Note: Specific citations should be tailored to institutional standards and updated regularly with the latest peer-reviewed publications.

Disclaimers

• This post is for information only and not medical advice.
• All individuals must obtain recommendations for their personal situations from their own medical providers.

Summary

I presented a comprehensive educational overview of platelet-rich plasma (PRP) therapy for symptomatic knee osteoarthritis (OA), emphasizing modern, evidence-based findings. Knee OA is a multifactorial disease characterized by cartilage degradation, synovial inflammation, subchondral remodeling, and neuromechanical dysfunction. PRP is a concentrated mixture of platelets and helpful substances from the patient’s own blood that aims to reduce inflammation and promote cartilage cell growth.
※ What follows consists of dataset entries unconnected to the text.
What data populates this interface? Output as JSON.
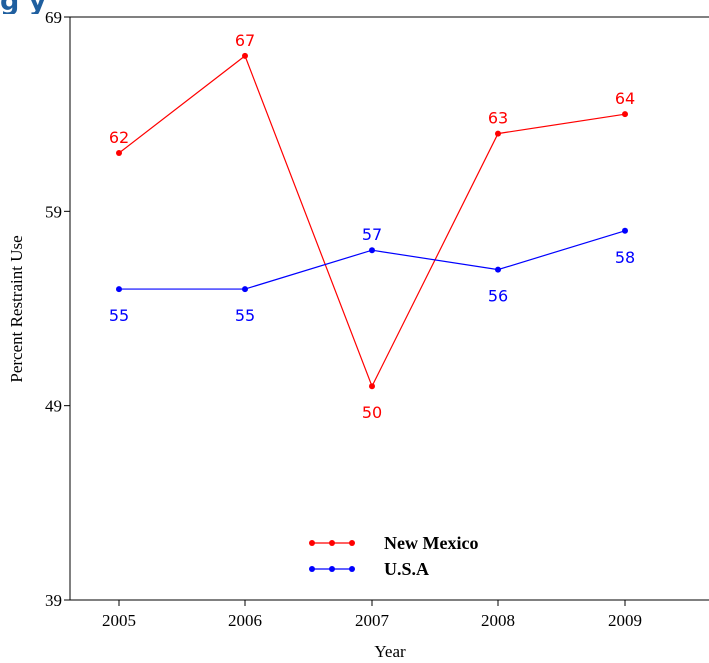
{
  "page_title_fragment": "g                                   y",
  "chart_data": {
    "type": "line",
    "categories": [
      "2005",
      "2006",
      "2007",
      "2008",
      "2009"
    ],
    "xlabel": "Year",
    "ylabel": "Percent Restraint Use",
    "ylim": [
      39,
      69
    ],
    "yticks": [
      39,
      49,
      59,
      69
    ],
    "legend_position": "bottom-center",
    "series": [
      {
        "name": "New Mexico",
        "color": "#ff0000",
        "values": [
          62,
          67,
          50,
          63,
          64
        ],
        "label_position": [
          "above",
          "above",
          "below",
          "above",
          "above"
        ]
      },
      {
        "name": "U.S.A",
        "color": "#0000ff",
        "values": [
          55,
          55,
          57,
          56,
          58
        ],
        "label_position": [
          "below",
          "below",
          "above",
          "below",
          "below"
        ]
      }
    ]
  }
}
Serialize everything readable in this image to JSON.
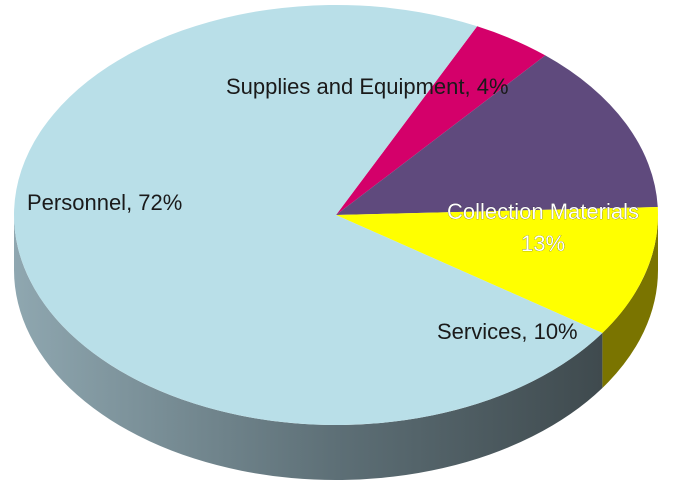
{
  "chart_data": {
    "type": "pie",
    "style": "3d",
    "slices": [
      {
        "name": "Supplies and Equipment",
        "value": 4,
        "label": "Supplies and Equipment, 4%",
        "color": "#d4006a",
        "side_color": "#8a0046"
      },
      {
        "name": "Collection Materials",
        "value": 13,
        "label_lines": [
          "Collection Materials",
          "13%"
        ],
        "color": "#5f4a7d",
        "side_color": "#2d2540"
      },
      {
        "name": "Services",
        "value": 10,
        "label": "Services, 10%",
        "color": "#ffff00",
        "side_color": "#7a7400"
      },
      {
        "name": "Personnel",
        "value": 72,
        "label": "Personnel, 72%",
        "color": "#b9dfe8",
        "side_color": "#7f9aa3"
      }
    ],
    "value_unit": "%",
    "legend": "none",
    "title": ""
  }
}
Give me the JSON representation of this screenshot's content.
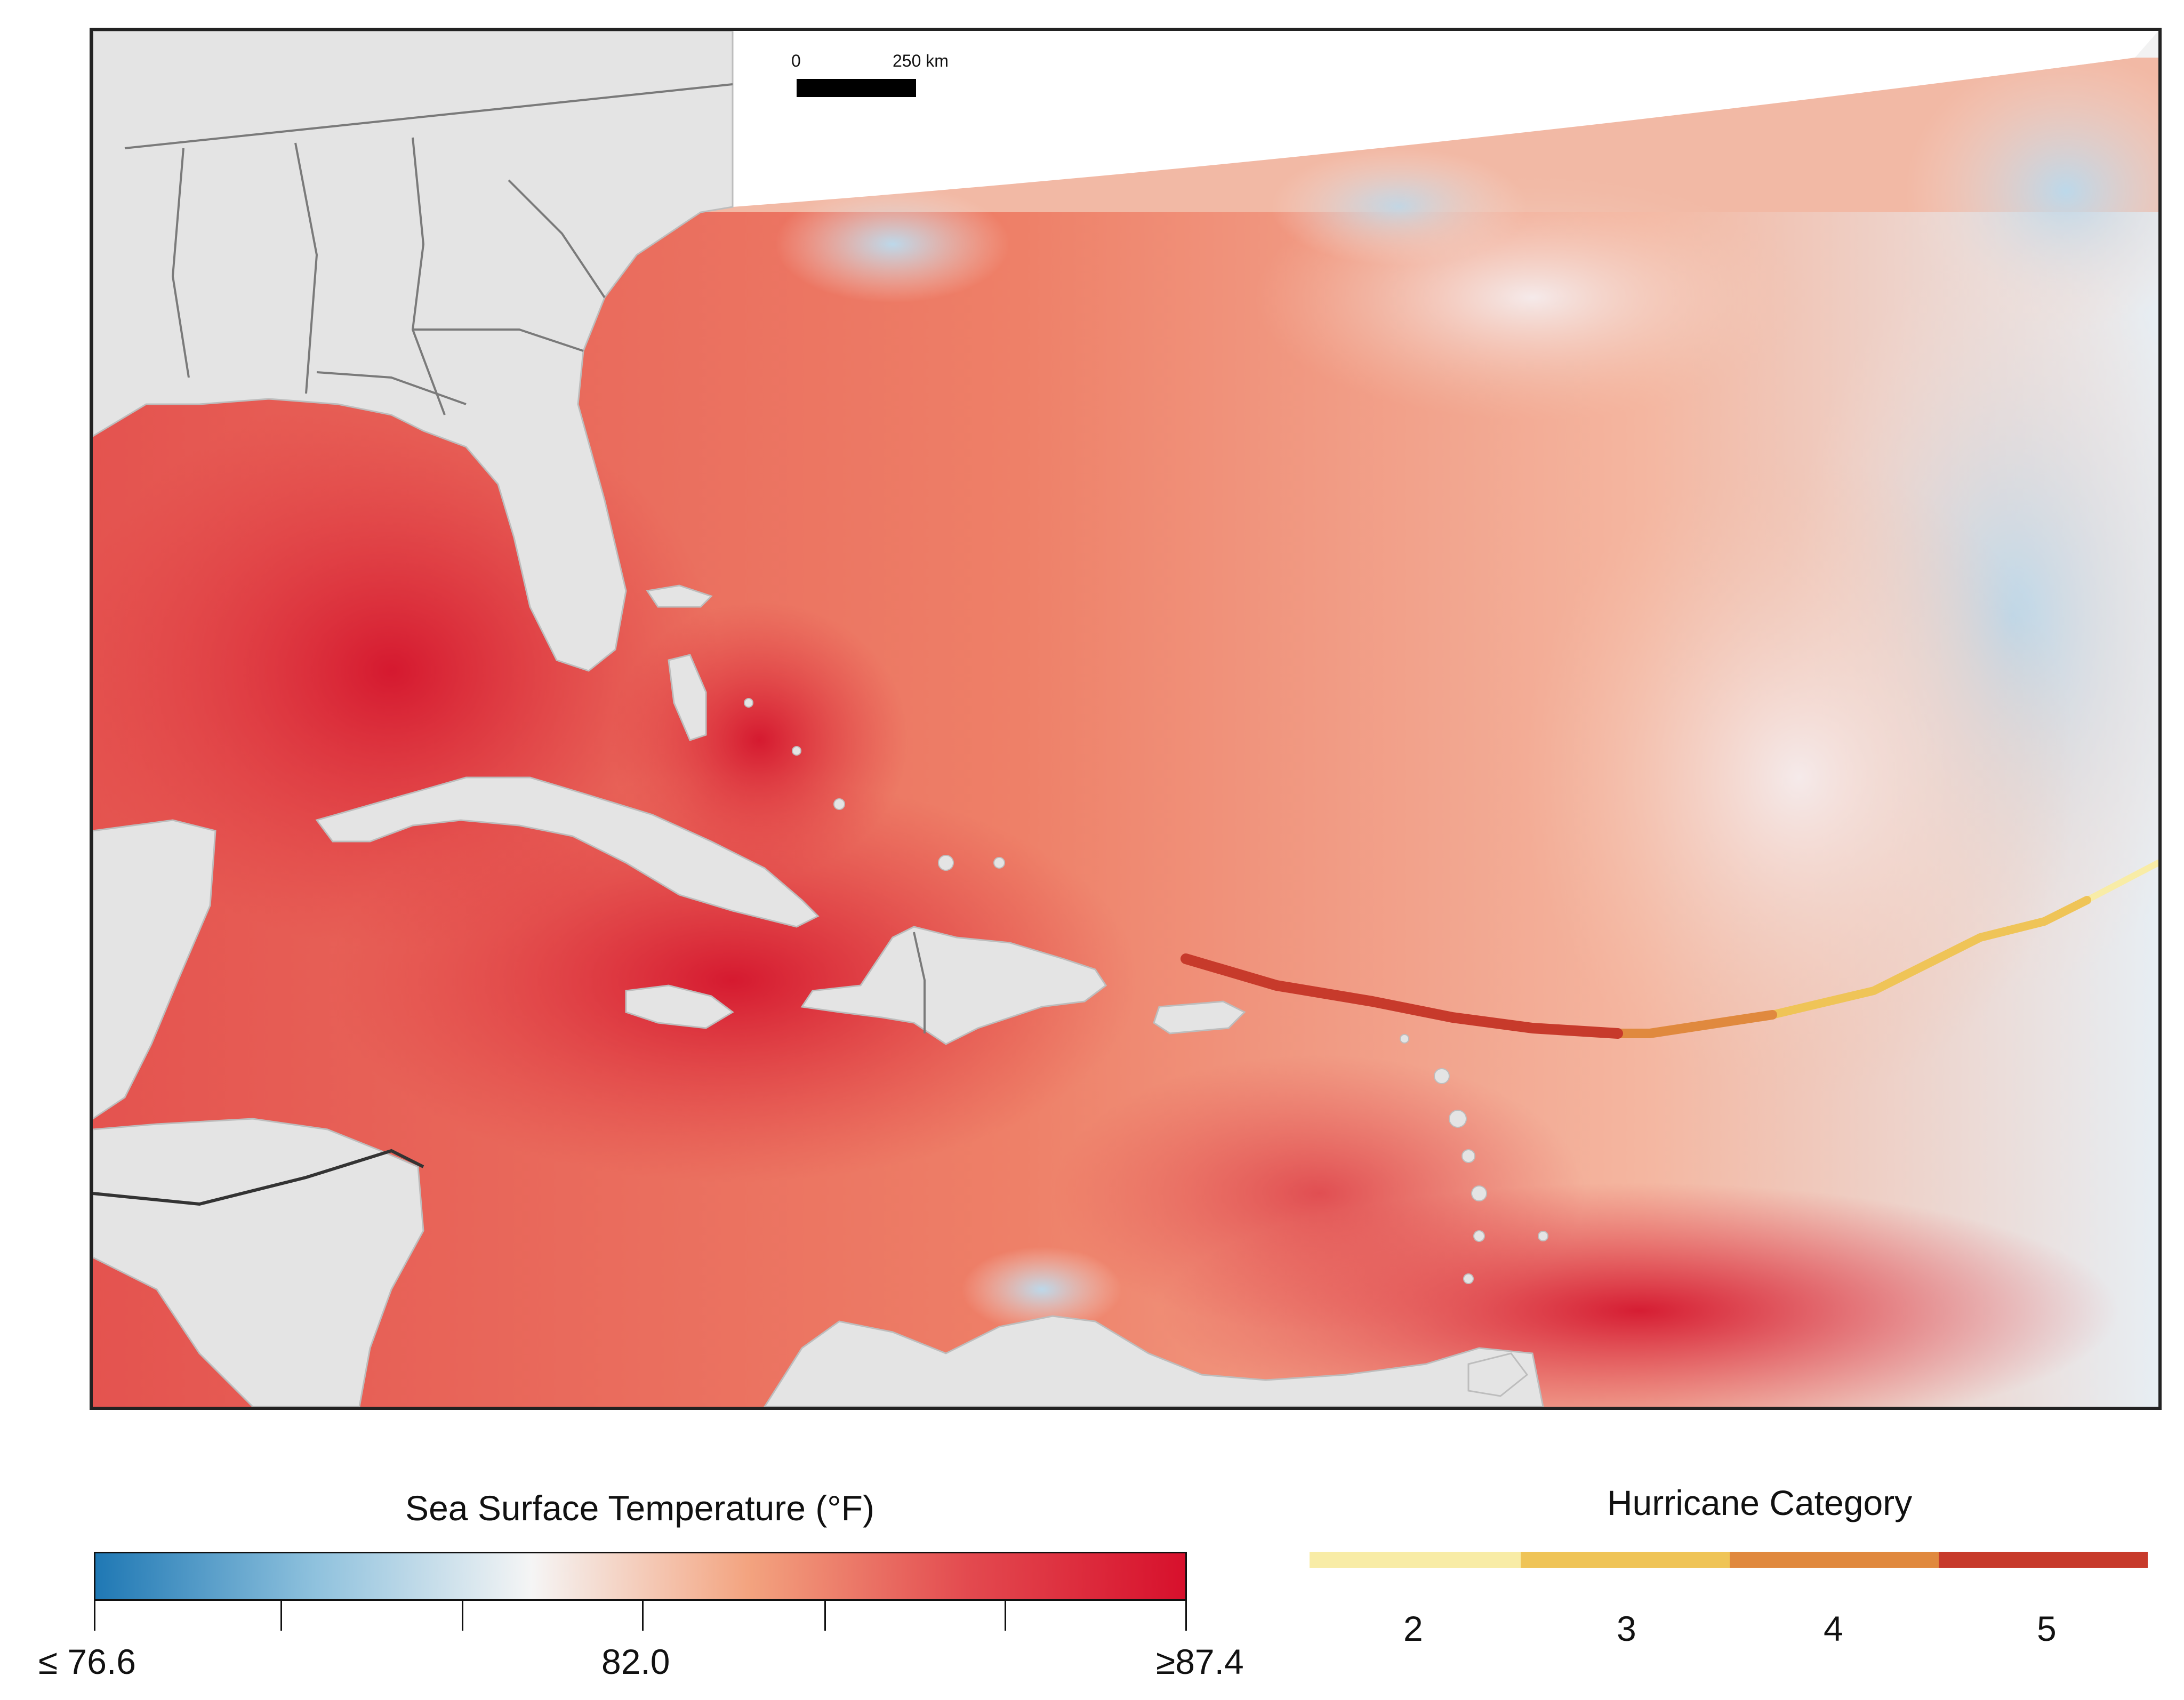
{
  "map": {
    "scale_bar": {
      "start_label": "0",
      "end_label": "250 km"
    }
  },
  "sst_legend": {
    "title": "Sea Surface Temperature (°F)",
    "min_label": "≤ 76.6",
    "mid_label": "82.0",
    "max_label": "≥87.4",
    "colors": [
      "#1f78b4",
      "#8ec1dd",
      "#f5f5f5",
      "#f3a37f",
      "#e34a4f",
      "#d7102c"
    ]
  },
  "hurricane_legend": {
    "title": "Hurricane Category",
    "categories": [
      {
        "label": "2",
        "color": "#f8eca6"
      },
      {
        "label": "3",
        "color": "#efc457"
      },
      {
        "label": "4",
        "color": "#e0893e"
      },
      {
        "label": "5",
        "color": "#c73a2b"
      }
    ]
  }
}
Compared head-to-head with corticosteroids and hyaluronic acid, PRP frequently demonstrates more durable improvements in pain and function, especially in mild-to-moderate OA. It’s important to improve the PRP process: use a type with fewer white blood cells, aim for the right platelet count, keep red blood cells out, and integrate PRP with rehabilitation focused on strength, balance, gait, and load management to augment mechanotransduction and functional recovery. Emerging research suggests potential chondroprotective effects, though long-term disease-modifying evidence continues to evolve. Patient selection matters; severe malalignment or end-stage OA may limit the effectiveness of PRP. Safety is favorable with proper sterility and quality control. Ethically, clinicians should provide transparent, individualized care grounded in high-quality research. PRP can serve as a bridge or adjunct within comprehensive OA management—offering a biologically rational option for patients seeking sustained improvement.

Conclusion

PRP is a promising orthobiologic therapy for knee OA when aligned with evidence-based protocols and individualized care. By addressing the joint’s biochemical and biomechanical environment, PRP can provide meaningful relief and functional gains beyond what corticosteroids or HA often offer. The future of PRP lies in standardization, precision formulation, and ongoing comparative effectiveness research. With careful patient selection, protocol rigor, and integrated rehabilitation, PRP can play a central role in contemporary OA care.

Key Insights

• PRP leverages autologous growth factors and cytokines to modulate synovial and cartilage biology, which can enhance healing and reduce pain in patients with osteoarthritis.
• Leukocyte-poor PRP is generally preferred for intra-articular knee injections to minimize inflammatory flare.
• Comparative studies often show PRP’s superior durability versus corticosteroids and HA in mild-to-moderate OA.
• Protocol standardization (concentration, activation, and guidance) and rehabilitation integration are decisive for outcomes, as they ensure that the treatment is effective and tailored to individual patient needs.
• Early signals of chondroprotection warrant cautious optimism and continued research to confirm disease-modifying potential.